Bbc Salaries And Dolly Babe V Leader: Does The Gender Pay Gap Start In The Classroom?

Issue 28

ere has been a lot of publicity surrounding the gender pay gap following the BBC publishing the salaries of their stars, which generated many discussions about equality in pay between men and women. Alexandra Besnard, Associate Solicitor at Collingwood Legal (Tier 1 employment law specialist firm as recognised in the Legal 500) considers the gender pay gap issue in this context.

The Gender Pay Gap Information Regulations have been a hot topic since they came into force on 6th April 2017, with the Government pledging to “end gender pay gap in a generation”. In 2016, the gender pay gap was 18.1% and 9.4% when comparing full time employees.
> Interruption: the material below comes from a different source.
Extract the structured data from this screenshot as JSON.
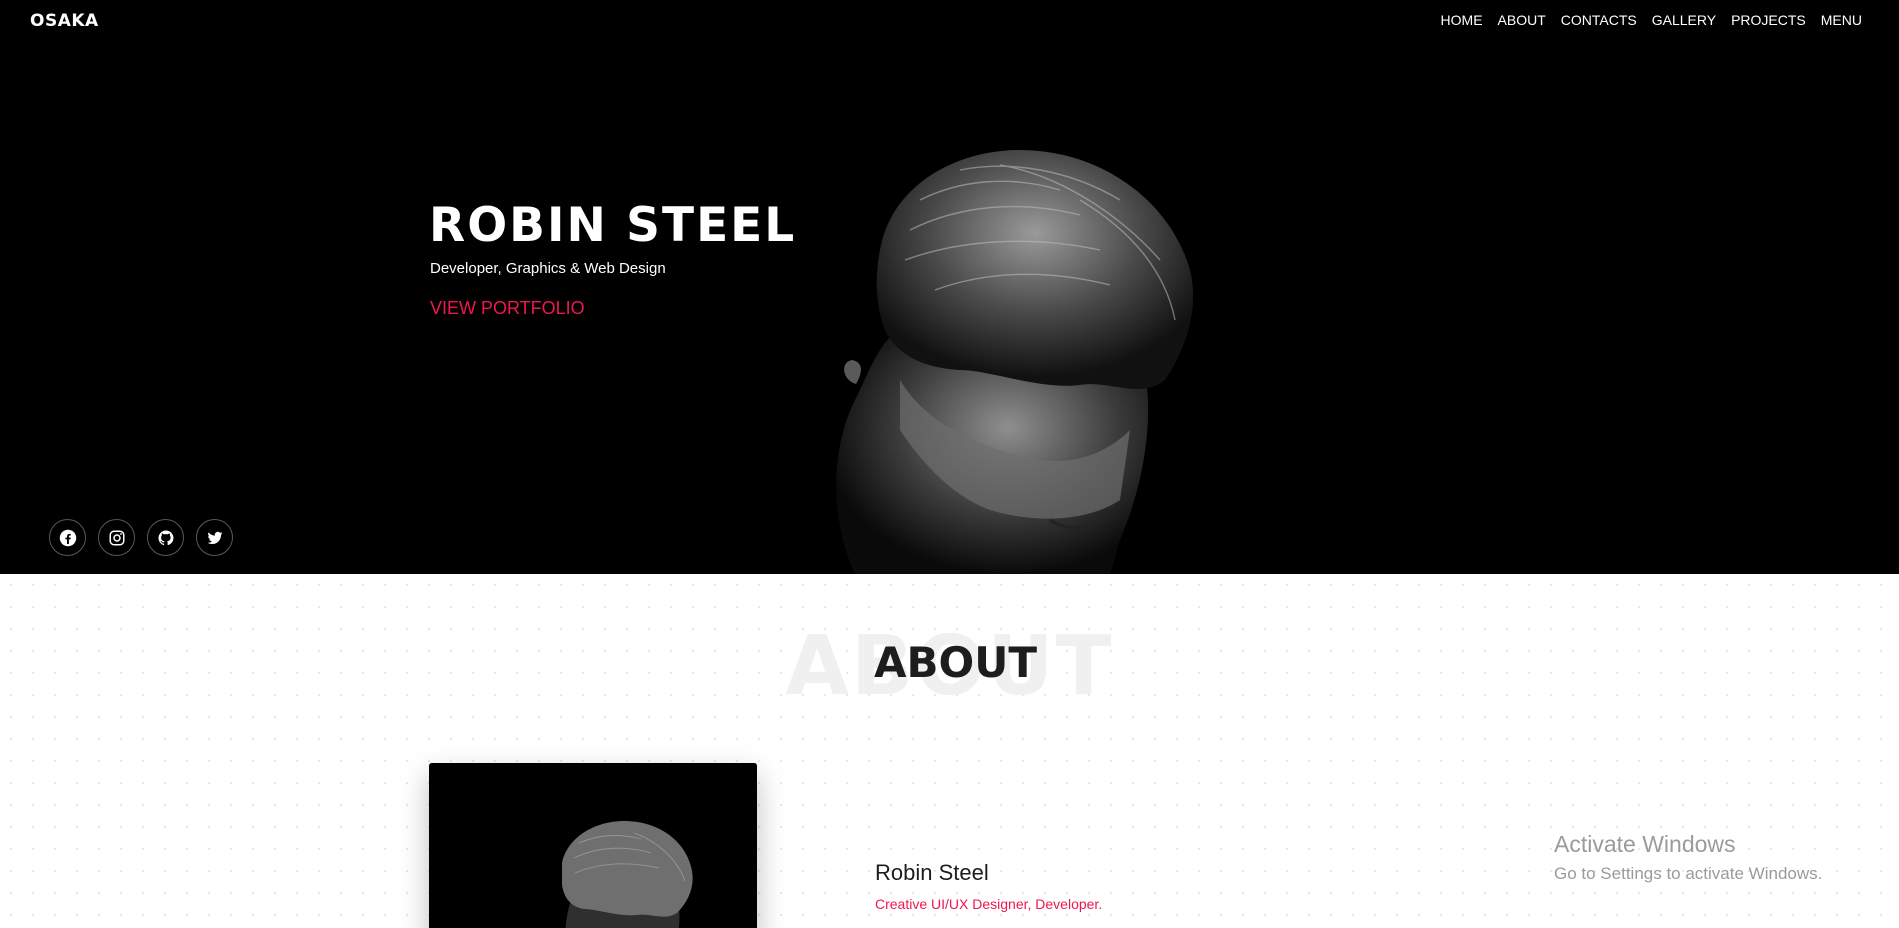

The debate intensified when the BBC published the salary of its employees earning over £150,000. The salary of Chris Evans was quite a shock, but the imbalance in the salary commanded by female and male employees was the most talked about revelation. While, the figures can be interpreted in different ways, they suggested that only a third of the 96 top-earners are female. Is this the result of a sexist BBC? The reality of a competitive market? Or a deeper problem that starts at school? The jury is still out for now. As the BBC was trying to put a positive spin on the figures published, Clarks was facing similar scrutiny for calling one of its girls’ school shoes “Dolly Babe” while the equivalent boys’ school shoes are called “Leader”.
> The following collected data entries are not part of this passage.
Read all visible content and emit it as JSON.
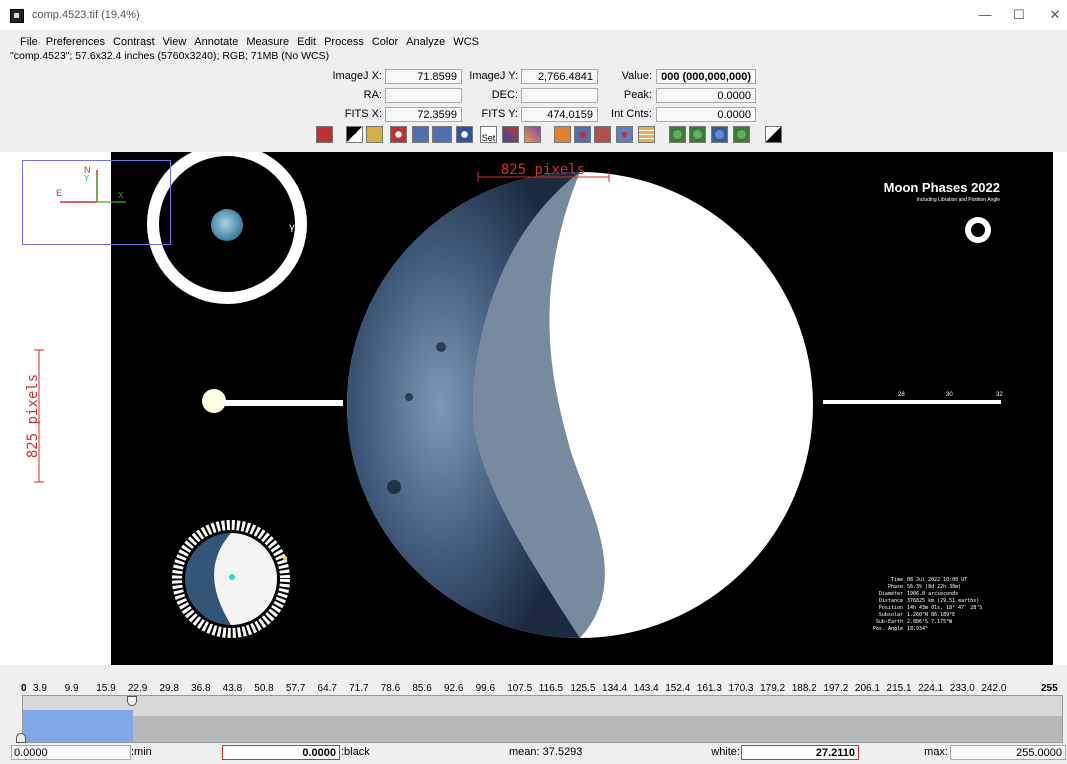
{
  "window": {
    "title": "comp.4523.tif (19.4%)",
    "minimize": "—",
    "maximize": "☐",
    "close": "✕"
  },
  "menu": [
    "File",
    "Preferences",
    "Contrast",
    "View",
    "Annotate",
    "Measure",
    "Edit",
    "Process",
    "Color",
    "Analyze",
    "WCS"
  ],
  "info_line": "\"comp.4523\"; 57.6x32.4 inches (5760x3240); RGB; 71MB (No WCS)",
  "readouts": {
    "imagej_x_label": "ImageJ X:",
    "imagej_x": "71.8599",
    "imagej_y_label": "ImageJ Y:",
    "imagej_y": "2,766.4841",
    "value_label": "Value:",
    "value": "000 (000,000,000)",
    "ra_label": "RA:",
    "ra": "",
    "dec_label": "DEC:",
    "dec": "",
    "peak_label": "Peak:",
    "peak": "0.0000",
    "fits_x_label": "FITS X:",
    "fits_x": "72.3599",
    "fits_y_label": "FITS Y:",
    "fits_y": "474.0159",
    "int_cnts_label": "Int Cnts:",
    "int_cnts": "0.0000"
  },
  "toolbar_icons": [
    "delete-icon",
    "layers-icon",
    "frame-icon",
    "aperture-icon",
    "aperture-1-icon",
    "aperture-2-icon",
    "aperture-ring-icon",
    "set-icon",
    "tools-icon",
    "color-tools-icon",
    "edit-icon",
    "circles-icon",
    "copy-icon",
    "crosshair-icon",
    "table-icon",
    "zoom-in-icon",
    "zoom-fit-icon",
    "zoom-out-icon",
    "zoom-reset-icon",
    "contrast-icon"
  ],
  "overlay": {
    "scale_top": "825 pixels",
    "scale_left": "825 pixels",
    "poster_title": "Moon Phases 2022",
    "poster_subtitle": "Including Libration and Position Angle",
    "compass_n": "N",
    "compass_y": "Y",
    "compass_e": "E",
    "compass_x": "X",
    "gamma": "γ",
    "timeline_labels": [
      "28",
      "30",
      "32"
    ],
    "stats": [
      [
        "Time",
        "08 Jul 2022 10:00 UT"
      ],
      [
        "Phase",
        "56.3% (8d 22h 38m)"
      ],
      [
        "Diameter",
        "1906.0 arcseconds"
      ],
      [
        "Distance",
        "376825 km (29.51 earths)"
      ],
      [
        "Position",
        "14h 43m 01s, 18° 47' 28\"S"
      ],
      [
        "Subsolar",
        "1.260°N 86.189°E"
      ],
      [
        "Sub-Earth",
        "2.086°S 7.175°W"
      ],
      [
        "Pos. Angle",
        "18.934°"
      ]
    ]
  },
  "histogram": {
    "ticks": [
      "0",
      "3.9",
      "9.9",
      "15.9",
      "22.9",
      "29.8",
      "36.8",
      "43.8",
      "50.8",
      "57.7",
      "64.7",
      "71.7",
      "78.6",
      "85.6",
      "92.6",
      "99.6",
      "107.5",
      "116.5",
      "125.5",
      "134.4",
      "143.4",
      "152.4",
      "161.3",
      "170.3",
      "179.2",
      "188.2",
      "197.2",
      "206.1",
      "215.1",
      "224.1",
      "233.0",
      "242.0",
      "255"
    ],
    "min_value": "0.0000",
    "min_label": ":min",
    "black_value": "0.0000",
    "black_label": ":black",
    "mean": "mean: 37.5293",
    "white_label": "white:",
    "white_value": "27.2110",
    "max_label": "max:",
    "max_value": "255.0000",
    "selection_color": "#7fa8e8"
  }
}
Added to this, research shows that girls as young as 6 years old believe that brilliance is a male trait and that they are unlikely to be good at maths or science, which are seen as male subjects. And that’s before getting into the infamous memo of the computer engineer from Google who suggested that women are biologically less suited to certain roles in tech and leadership. While girls do better than boys at both GCSE and A-level exams and outnumber their male peers in higher education, the degree results in the History department of Oxford University show that girls who start university with the same or better grades than their male counterparts, are less likely to obtain a first. With this as background context, in a report published last month, researchers have shown that Britain has one of the worst records on gender equality at work (after being ranked 11th out of 18 countries) when taking into account pay, board level representation and the gap between male and female employment.
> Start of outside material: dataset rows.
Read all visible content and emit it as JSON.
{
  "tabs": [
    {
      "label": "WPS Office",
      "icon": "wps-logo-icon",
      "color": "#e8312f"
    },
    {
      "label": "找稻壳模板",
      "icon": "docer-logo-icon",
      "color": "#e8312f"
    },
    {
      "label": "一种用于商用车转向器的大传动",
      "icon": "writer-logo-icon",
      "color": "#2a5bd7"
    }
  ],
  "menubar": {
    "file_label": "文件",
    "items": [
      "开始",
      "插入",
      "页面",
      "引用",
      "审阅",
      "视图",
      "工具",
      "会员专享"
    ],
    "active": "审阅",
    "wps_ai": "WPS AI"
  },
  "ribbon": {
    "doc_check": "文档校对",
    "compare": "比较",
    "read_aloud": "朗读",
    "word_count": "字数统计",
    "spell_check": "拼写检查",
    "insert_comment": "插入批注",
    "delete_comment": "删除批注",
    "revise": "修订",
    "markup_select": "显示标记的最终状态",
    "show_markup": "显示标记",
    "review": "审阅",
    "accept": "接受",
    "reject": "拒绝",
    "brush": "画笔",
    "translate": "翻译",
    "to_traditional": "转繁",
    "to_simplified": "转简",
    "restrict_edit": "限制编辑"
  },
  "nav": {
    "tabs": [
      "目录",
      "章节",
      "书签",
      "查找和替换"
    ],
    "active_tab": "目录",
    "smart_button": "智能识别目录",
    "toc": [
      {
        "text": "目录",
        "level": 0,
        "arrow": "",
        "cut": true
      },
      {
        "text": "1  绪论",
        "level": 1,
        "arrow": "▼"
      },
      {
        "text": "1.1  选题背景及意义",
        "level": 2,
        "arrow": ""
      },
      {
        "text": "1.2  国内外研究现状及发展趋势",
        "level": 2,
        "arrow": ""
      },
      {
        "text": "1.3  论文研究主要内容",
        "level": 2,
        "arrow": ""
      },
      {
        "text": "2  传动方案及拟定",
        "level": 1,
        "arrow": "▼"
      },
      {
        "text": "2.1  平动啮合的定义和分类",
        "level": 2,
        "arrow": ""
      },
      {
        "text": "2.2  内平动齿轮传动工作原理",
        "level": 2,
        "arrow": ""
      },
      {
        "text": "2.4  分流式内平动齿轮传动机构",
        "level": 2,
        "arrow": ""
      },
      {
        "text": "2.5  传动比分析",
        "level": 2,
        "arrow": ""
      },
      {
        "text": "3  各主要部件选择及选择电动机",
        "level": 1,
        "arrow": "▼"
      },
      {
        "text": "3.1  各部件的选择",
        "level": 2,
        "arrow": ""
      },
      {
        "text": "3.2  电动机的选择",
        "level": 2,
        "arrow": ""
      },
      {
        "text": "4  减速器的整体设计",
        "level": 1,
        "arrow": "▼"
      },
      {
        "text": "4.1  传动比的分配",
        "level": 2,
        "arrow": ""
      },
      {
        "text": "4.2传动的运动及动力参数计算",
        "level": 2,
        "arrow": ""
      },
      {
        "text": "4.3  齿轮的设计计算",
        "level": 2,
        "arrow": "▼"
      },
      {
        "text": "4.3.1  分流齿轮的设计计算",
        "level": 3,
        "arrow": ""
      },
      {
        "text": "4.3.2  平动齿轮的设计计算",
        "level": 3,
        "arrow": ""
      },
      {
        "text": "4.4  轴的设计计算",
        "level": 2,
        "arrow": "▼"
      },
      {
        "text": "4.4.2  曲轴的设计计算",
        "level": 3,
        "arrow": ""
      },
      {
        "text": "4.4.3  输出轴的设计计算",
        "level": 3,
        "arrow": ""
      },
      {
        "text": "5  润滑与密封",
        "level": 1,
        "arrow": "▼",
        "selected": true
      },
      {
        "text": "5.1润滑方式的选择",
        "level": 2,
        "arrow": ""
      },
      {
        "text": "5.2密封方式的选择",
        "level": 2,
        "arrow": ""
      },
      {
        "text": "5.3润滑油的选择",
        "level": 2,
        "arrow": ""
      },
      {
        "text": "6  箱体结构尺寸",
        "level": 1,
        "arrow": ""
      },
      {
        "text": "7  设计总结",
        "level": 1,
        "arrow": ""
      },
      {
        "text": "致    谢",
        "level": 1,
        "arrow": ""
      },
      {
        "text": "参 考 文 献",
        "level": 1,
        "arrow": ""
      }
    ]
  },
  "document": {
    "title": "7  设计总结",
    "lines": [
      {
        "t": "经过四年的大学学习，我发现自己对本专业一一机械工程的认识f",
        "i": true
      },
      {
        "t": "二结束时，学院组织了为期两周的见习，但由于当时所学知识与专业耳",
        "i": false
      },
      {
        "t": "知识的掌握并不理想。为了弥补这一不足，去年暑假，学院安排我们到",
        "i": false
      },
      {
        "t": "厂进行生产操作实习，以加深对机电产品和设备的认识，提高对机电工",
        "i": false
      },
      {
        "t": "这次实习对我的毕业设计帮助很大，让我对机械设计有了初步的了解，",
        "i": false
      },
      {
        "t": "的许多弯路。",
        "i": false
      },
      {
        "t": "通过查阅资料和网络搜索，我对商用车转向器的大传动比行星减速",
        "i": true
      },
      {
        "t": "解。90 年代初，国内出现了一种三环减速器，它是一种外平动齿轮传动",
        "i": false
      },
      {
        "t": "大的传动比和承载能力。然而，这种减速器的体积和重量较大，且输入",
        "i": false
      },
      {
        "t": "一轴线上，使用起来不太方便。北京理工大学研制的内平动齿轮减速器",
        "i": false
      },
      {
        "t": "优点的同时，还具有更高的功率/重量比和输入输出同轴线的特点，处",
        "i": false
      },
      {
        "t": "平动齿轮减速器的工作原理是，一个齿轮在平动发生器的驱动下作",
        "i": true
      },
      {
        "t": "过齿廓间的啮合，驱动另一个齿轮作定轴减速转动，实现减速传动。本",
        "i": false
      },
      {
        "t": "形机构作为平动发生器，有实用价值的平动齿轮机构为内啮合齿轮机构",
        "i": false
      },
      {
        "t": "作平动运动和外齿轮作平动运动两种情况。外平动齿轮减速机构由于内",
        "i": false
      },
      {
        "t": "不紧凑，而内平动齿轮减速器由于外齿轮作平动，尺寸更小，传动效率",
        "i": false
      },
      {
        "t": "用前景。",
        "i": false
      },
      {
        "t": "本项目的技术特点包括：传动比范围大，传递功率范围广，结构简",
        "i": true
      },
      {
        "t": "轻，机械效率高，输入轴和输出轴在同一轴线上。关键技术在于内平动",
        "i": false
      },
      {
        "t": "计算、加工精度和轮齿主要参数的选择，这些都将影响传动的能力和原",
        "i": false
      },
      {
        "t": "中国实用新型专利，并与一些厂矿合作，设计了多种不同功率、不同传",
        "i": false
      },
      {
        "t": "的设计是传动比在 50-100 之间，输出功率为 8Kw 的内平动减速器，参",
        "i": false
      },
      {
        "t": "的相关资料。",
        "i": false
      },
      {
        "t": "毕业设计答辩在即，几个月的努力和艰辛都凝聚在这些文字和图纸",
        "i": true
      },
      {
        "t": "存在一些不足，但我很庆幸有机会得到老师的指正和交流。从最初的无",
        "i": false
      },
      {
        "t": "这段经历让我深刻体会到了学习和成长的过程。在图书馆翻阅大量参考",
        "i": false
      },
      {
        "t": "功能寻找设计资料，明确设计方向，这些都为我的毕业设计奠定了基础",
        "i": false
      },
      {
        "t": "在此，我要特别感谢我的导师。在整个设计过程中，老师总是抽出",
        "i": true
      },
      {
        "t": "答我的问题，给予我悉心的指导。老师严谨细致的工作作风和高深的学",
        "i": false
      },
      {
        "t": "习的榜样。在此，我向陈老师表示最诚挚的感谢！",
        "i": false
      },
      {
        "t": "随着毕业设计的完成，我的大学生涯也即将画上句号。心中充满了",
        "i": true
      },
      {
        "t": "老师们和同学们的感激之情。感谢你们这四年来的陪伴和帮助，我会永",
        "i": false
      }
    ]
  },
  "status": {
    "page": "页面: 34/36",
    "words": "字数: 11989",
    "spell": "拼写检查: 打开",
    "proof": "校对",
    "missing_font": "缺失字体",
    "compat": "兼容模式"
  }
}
The report also highlighted that there are fewer women than men in the workplace and the pay gap is significantly narrower for employees with a university education. Another interesting conclusion is that there is a wider pay gap between men and working mothers than between men and women without family responsibilities. Women have achieved a lot in recent years and the report highlighted that Britain has a higher proportion of female managers than most of the other countries reviewed. This is a positive sign but it is clear that there is still a long way to go, when women (like Jacinda Ardern, New Zealand Labour leader) are still asked if they are planning to have a family, as this is still seen a hindrance to their work and, it would seem, to ultimately stall their career progression. Employees who feel well looked after and paid fairly will work a lot harder and be more committed to their employer, than if they do not feel rewarded for their hard work. Women with childcare or other caring responsibilities may require flexibility to juggle their commitments, but they are no less committed to their work. Instead, they are more likely to go the extra mile if their employer has shown flexibility when they needed it. At Collingwood Legal, we practice what we preach. Our team is mainly female, with various childcare commitments and whilst we are able to work flexibly, our recognition as the Law Firm of the Year (1-5 partners) in the Northern Law Awards and as a Tier 1 firm in the Legal 500 shows that our commitment to our clients and the firm is strong. The key to a successful workplace is to ensure all employees (no matter their sex, disability, age, sexual orientation, race, etc) are treated fairly and with dignity, not only because legislation imposes it, but because it does make for a happier, more productive and loyal workforce.